I wondered if the creature I was now confronting in the 90s knew what I had just seen behind it. I wondered if everything I ever hoped about the mysteries of life had all been an illusion. I thought about saying nothing and pretending I hadn’t noticed. But after decades of international Bigfoot stories, wondering why no one had ever managed to trap one of the beasts, or find the bones of a dead one, I had to have an explanation for what I had just seen.

“So what’s with the monkey suit sticking out from behind your car seat?” I blurted out.

The creature said nothing. It was a moment of truth or denial. It had been caught red-handed. Instead of denial, a slow smile spread across its weather-worn face. “Bigfoot’s about to make some appearances,” came the admission.

I had known this creature for some time. He was a Collier County resident. A nice enough guy. Acted kind of crazy at times. Then again, don‘t we all?

I didn’t give things much thought after that face-to-face encounter, but a few months later, I was sitting in a local Everglades restaurant with my group of northern tourists. We were sampling alligator tail and washing it down with swamp-colored ice tea when another guide approached me.

“Hey, did you hear about one of Naples Trolley’s guides? He and his group spotted the Skunk Ape yesterday. The guide, who’s also a part-time preacher, was so scared he nearly had a heart attack!”

“Did they describe what they saw?” I asked.

“The guide swore it was nine feet tall and must’ve weighted at least 400 pounds. He said it ran upright like a man, but was covered with hair from head to toe. He’s afraid to drive back down Turner River Road.”

“What about his group? You said they saw it too?”

“Just the guy riding up front.”

“And his description?”

“He said it stood about six feet tall and looked like a man wearing a monkey suit.”

Two eye witnesses and two different descriptions.

It reminded me of another day when I was walking with my group along the boardwalk in the Fakkahatchee Strand State Preserve. A family of tourists were pointing at something in the swamp, exclaiming in loud whispers, “Did you see that?! Did you see that?!”

Noticing my park ranger-looking uniform, the father ran up to me. “We just saw a black panther!” he exclaimed.

“Really?” I replied. “Are you sure?”

“Yes, yes, it’s right back there about 200 feet!”

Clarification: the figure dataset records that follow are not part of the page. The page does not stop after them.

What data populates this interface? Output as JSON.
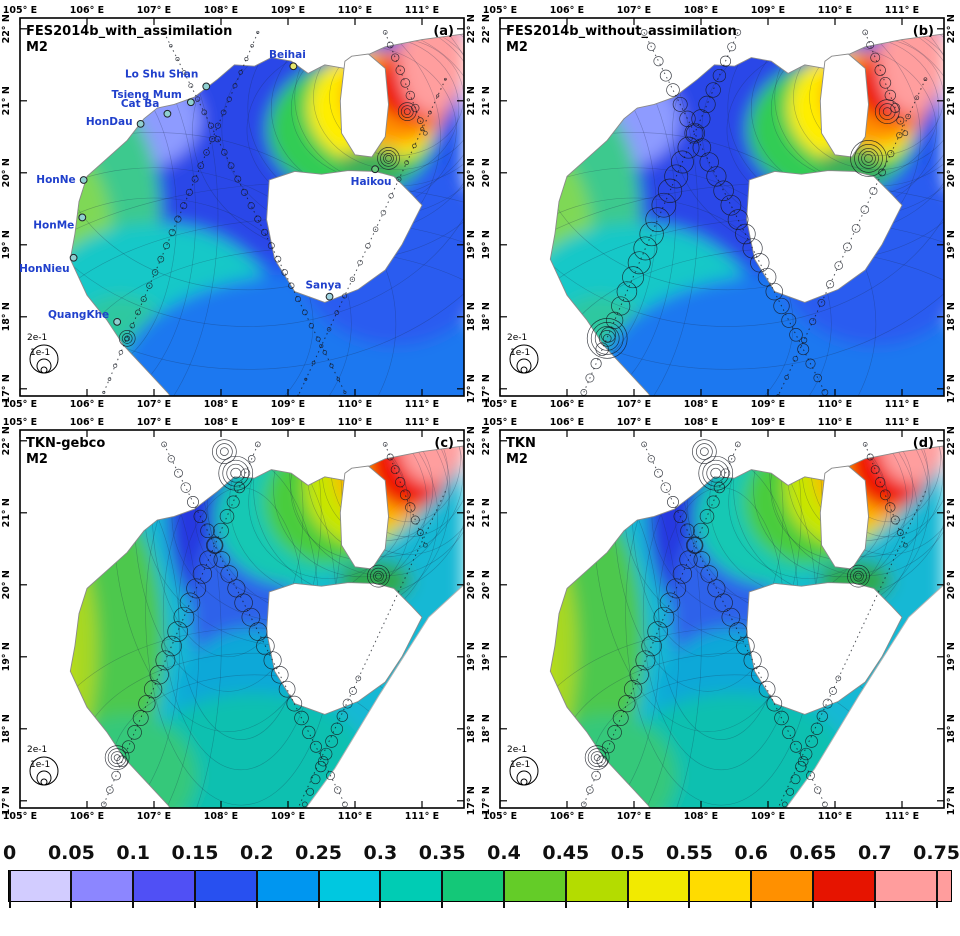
{
  "axes": {
    "lon_ticks": [
      "105° E",
      "106° E",
      "107° E",
      "108° E",
      "109° E",
      "110° E",
      "111° E"
    ],
    "lat_ticks": [
      "22° N",
      "21° N",
      "20° N",
      "19° N",
      "18° N",
      "17° N"
    ]
  },
  "colorbar": {
    "labels": [
      "0",
      "0.05",
      "0.1",
      "0.15",
      "0.2",
      "0.25",
      "0.3",
      "0.35",
      "0.4",
      "0.45",
      "0.5",
      "0.55",
      "0.6",
      "0.65",
      "0.7",
      "0.75"
    ],
    "colors": [
      "#d2ccff",
      "#8c86ff",
      "#5050f5",
      "#2850f0",
      "#0096f0",
      "#00c8e0",
      "#00ccb4",
      "#14c878",
      "#64cc28",
      "#b4dc00",
      "#f2ea00",
      "#ffdc00",
      "#ff9000",
      "#e61400",
      "#ff9d9d"
    ]
  },
  "panels": [
    {
      "letter": "(a)",
      "title": "FES2014b_with_assimilation",
      "subtitle": "M2",
      "legend": [
        "2e-1",
        "1e-1"
      ],
      "stations": [
        {
          "name": "Beihai",
          "lon": 109.08,
          "lat": 21.48,
          "color": "#e6e66e"
        },
        {
          "name": "Lo Shu Shan",
          "lon": 107.78,
          "lat": 21.2,
          "color": "#8fd0d0"
        },
        {
          "name": "Tsieng Mum",
          "lon": 107.55,
          "lat": 20.98,
          "color": "#8fd0d0"
        },
        {
          "name": "Cat Ba",
          "lon": 107.2,
          "lat": 20.82,
          "color": "#8fd0d0"
        },
        {
          "name": "HonDau",
          "lon": 106.8,
          "lat": 20.68,
          "color": "#8fd0d0"
        },
        {
          "name": "HonNe",
          "lon": 105.95,
          "lat": 19.9,
          "color": "#8fd0d0"
        },
        {
          "name": "HonMe",
          "lon": 105.93,
          "lat": 19.38,
          "color": "#8fd0d0"
        },
        {
          "name": "HonNieu",
          "lon": 105.8,
          "lat": 18.82,
          "color": "#8fd0d0"
        },
        {
          "name": "QuangKhe",
          "lon": 106.45,
          "lat": 17.93,
          "color": "#8fd0d0"
        },
        {
          "name": "Haikou",
          "lon": 110.3,
          "lat": 20.05,
          "color": "#64c878"
        },
        {
          "name": "Sanya",
          "lon": 109.62,
          "lat": 18.28,
          "color": "#9fd4e0"
        }
      ]
    },
    {
      "letter": "(b)",
      "title": "FES2014b_without_assimilation",
      "subtitle": "M2",
      "legend": [
        "2e-1",
        "1e-1"
      ]
    },
    {
      "letter": "(c)",
      "title": "TKN-gebco",
      "subtitle": "M2",
      "legend": [
        "2e-1",
        "1e-1"
      ]
    },
    {
      "letter": "(d)",
      "title": "TKN",
      "subtitle": "M2",
      "legend": [
        "2e-1",
        "1e-1"
      ]
    }
  ]
}
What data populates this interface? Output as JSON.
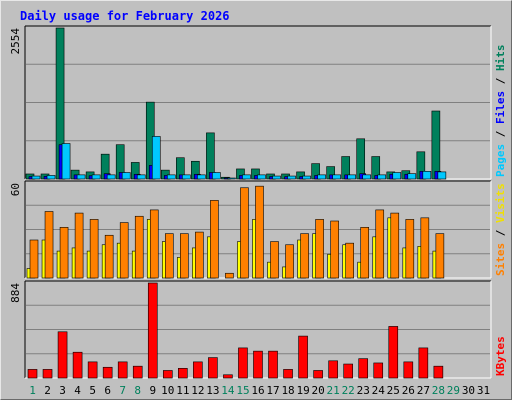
{
  "chart_data": {
    "type": "bar",
    "title": "Daily usage for February 2026",
    "days": [
      "1",
      "2",
      "3",
      "4",
      "5",
      "6",
      "7",
      "8",
      "9",
      "10",
      "11",
      "12",
      "13",
      "14",
      "15",
      "16",
      "17",
      "18",
      "19",
      "20",
      "21",
      "22",
      "23",
      "24",
      "25",
      "26",
      "27",
      "28",
      "29",
      "30",
      "31"
    ],
    "weekend_days": [
      "1",
      "7",
      "8",
      "14",
      "15",
      "21",
      "22",
      "28",
      "29"
    ],
    "panels": [
      {
        "id": "pages-files-hits",
        "ymax_label": "2554",
        "ymax": 2554,
        "labels": [
          {
            "text": "Hits",
            "color": "#00805c"
          },
          {
            "text": " / ",
            "color": "#000000"
          },
          {
            "text": "Files",
            "color": "#0000ff"
          },
          {
            "text": " / ",
            "color": "#000000"
          },
          {
            "text": "Pages",
            "color": "#00c8ff"
          }
        ],
        "series": [
          {
            "name": "Hits",
            "color": "#00805c",
            "values": [
              85,
              85,
              2554,
              150,
              120,
              420,
              580,
              280,
              1300,
              150,
              360,
              300,
              780,
              30,
              170,
              170,
              85,
              85,
              120,
              260,
              210,
              380,
              680,
              380,
              120,
              140,
              460,
              1150,
              0,
              0,
              0
            ]
          },
          {
            "name": "Files",
            "color": "#0000ff",
            "values": [
              40,
              45,
              580,
              70,
              55,
              90,
              110,
              80,
              230,
              60,
              70,
              80,
              110,
              15,
              60,
              60,
              40,
              40,
              40,
              60,
              70,
              70,
              90,
              60,
              80,
              80,
              130,
              130,
              0,
              0,
              0
            ]
          },
          {
            "name": "Pages",
            "color": "#00c8ff",
            "values": [
              50,
              60,
              600,
              70,
              70,
              70,
              110,
              70,
              720,
              70,
              70,
              70,
              110,
              10,
              70,
              70,
              50,
              50,
              50,
              70,
              70,
              70,
              70,
              70,
              110,
              90,
              130,
              120,
              0,
              0,
              0
            ]
          }
        ]
      },
      {
        "id": "visits-sites",
        "ymax_label": "60",
        "ymax": 60,
        "labels": [
          {
            "text": "Visits",
            "color": "#f0e000"
          },
          {
            "text": " / ",
            "color": "#000000"
          },
          {
            "text": "Sites",
            "color": "#ff8000"
          }
        ],
        "series": [
          {
            "name": "Visits",
            "color": "#ffff00",
            "values": [
              6,
              24,
              17,
              19,
              17,
              21,
              22,
              17,
              37,
              23,
              13,
              19,
              26,
              0,
              23,
              37,
              10,
              7,
              24,
              28,
              15,
              21,
              10,
              26,
              38,
              19,
              20,
              17,
              0,
              0,
              0
            ]
          },
          {
            "name": "Sites",
            "color": "#ff8000",
            "values": [
              24,
              42,
              32,
              41,
              37,
              27,
              35,
              39,
              43,
              28,
              28,
              29,
              49,
              3,
              57,
              58,
              23,
              21,
              28,
              37,
              36,
              22,
              32,
              43,
              41,
              37,
              38,
              28,
              0,
              0,
              0
            ]
          }
        ]
      },
      {
        "id": "kbytes",
        "ymax_label": "884",
        "ymax": 884,
        "labels": [
          {
            "text": "KBytes",
            "color": "#ff0000"
          }
        ],
        "series": [
          {
            "name": "KBytes",
            "color": "#ff0000",
            "values": [
              80,
              80,
              430,
              240,
              150,
              100,
              150,
              110,
              884,
              70,
              90,
              150,
              190,
              30,
              280,
              250,
              250,
              80,
              390,
              70,
              160,
              130,
              180,
              140,
              480,
              150,
              280,
              110,
              0,
              0,
              0
            ]
          }
        ]
      }
    ]
  }
}
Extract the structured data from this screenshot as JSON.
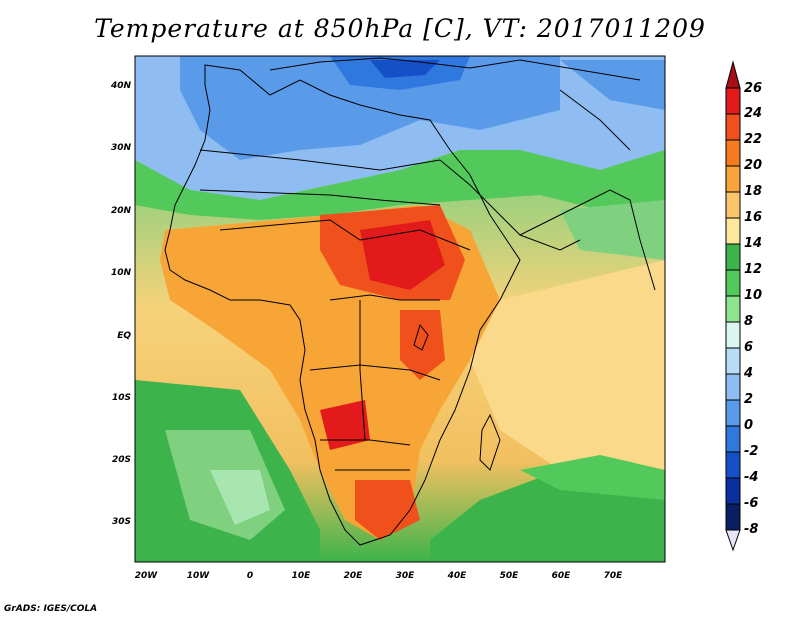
{
  "title": "Temperature at 850hPa [C], VT: 2017011209",
  "credit": "GrADS: IGES/COLA",
  "map": {
    "lat_labels": [
      "40N",
      "30N",
      "20N",
      "10N",
      "EQ",
      "10S",
      "20S",
      "30S"
    ],
    "lon_labels": [
      "20W",
      "10W",
      "0",
      "10E",
      "20E",
      "30E",
      "40E",
      "50E",
      "60E",
      "70E"
    ]
  },
  "colorbar": {
    "levels": [
      "26",
      "24",
      "22",
      "20",
      "18",
      "16",
      "14",
      "12",
      "10",
      "8",
      "6",
      "4",
      "2",
      "0",
      "-2",
      "-4",
      "-6",
      "-8"
    ],
    "colors": [
      "#a50f15",
      "#e31a1c",
      "#f0501c",
      "#f57c1e",
      "#f9a33a",
      "#fbc66a",
      "#fde79a",
      "#3cb44b",
      "#52c95a",
      "#8ee38f",
      "#dcf5f0",
      "#b6dcf7",
      "#8fbdf2",
      "#5a9be9",
      "#2f78de",
      "#1550c8",
      "#0b2f9e",
      "#081f63",
      "#e6e6fa"
    ]
  }
}
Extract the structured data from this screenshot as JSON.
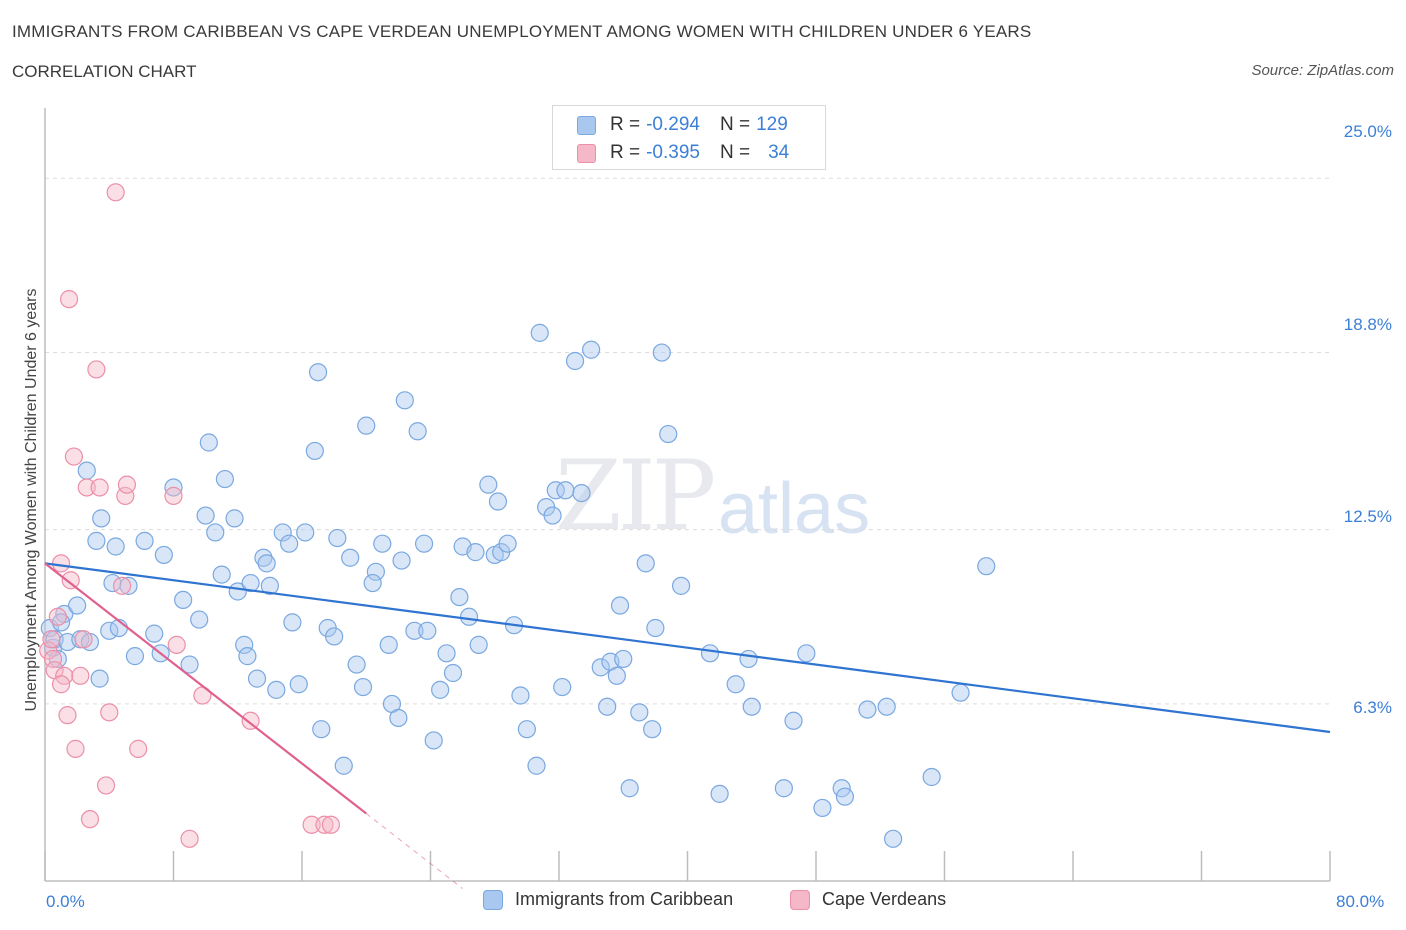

A black panther? If he was right, it would be a first for me. Of all the panther sightings in Florida, wildlife officials say none are black.

I climbed up on the railing and grabbed a cabbale palm tree to keep my balance. With my binoculars, I scanned the area where the man was pointing. Sure enough, there it was…a black feral hog, rooting around in the muck. If I hadn’t encountered my buddy with the monkey suit, perhaps I might have become a Skunk Ape believer. I also might have believed in the Yeti, Sasquatch or Bigfoot. Plus Loch Ness, crop circles, little green men and tales from behind the pulpit. But as always, I saw how easily someone can fake a mystery. And I saw how much other people wanted to believe the hoax was real.

Over the next decade, the Everglades Skunk Ape would get a lot of international coverage. Daily newspapers across the U.S., Canada and throughout Europe mentioned the sightings. So did radio stations. CBS’s unsolved mysteries spent a week trying to track down the elusive creature.

A local panther tracker, Dave Shealey, has taken throngs of reporters on expeditions to hunt down the ape, enticing it with lima bean traps. Why lima beans? According to Shealy, when the creature breaks into hunting camps, the lima beans are the only food item missing. Shealy says he has spent the last 40 years of his life looking for the beast.

Marco Island resident Nate Martin spent six years shooting, editing and producing his very own full-length feature film staring Shealy.

Shealy, Martin and the media went about things backwards. They started with the assumption that there really is a Skunk Ape, then searched for the evidence to prove it. They should have started with the assumption that there is no such creature. At the time of the first sightings, had any gorilla costumes been rented or purchased within 100 miles? Who could benefit by creating a swamp monster hoax? Or who was wacky enough to do it just to stir the pot?

I’ll never tell. But the truth is out there.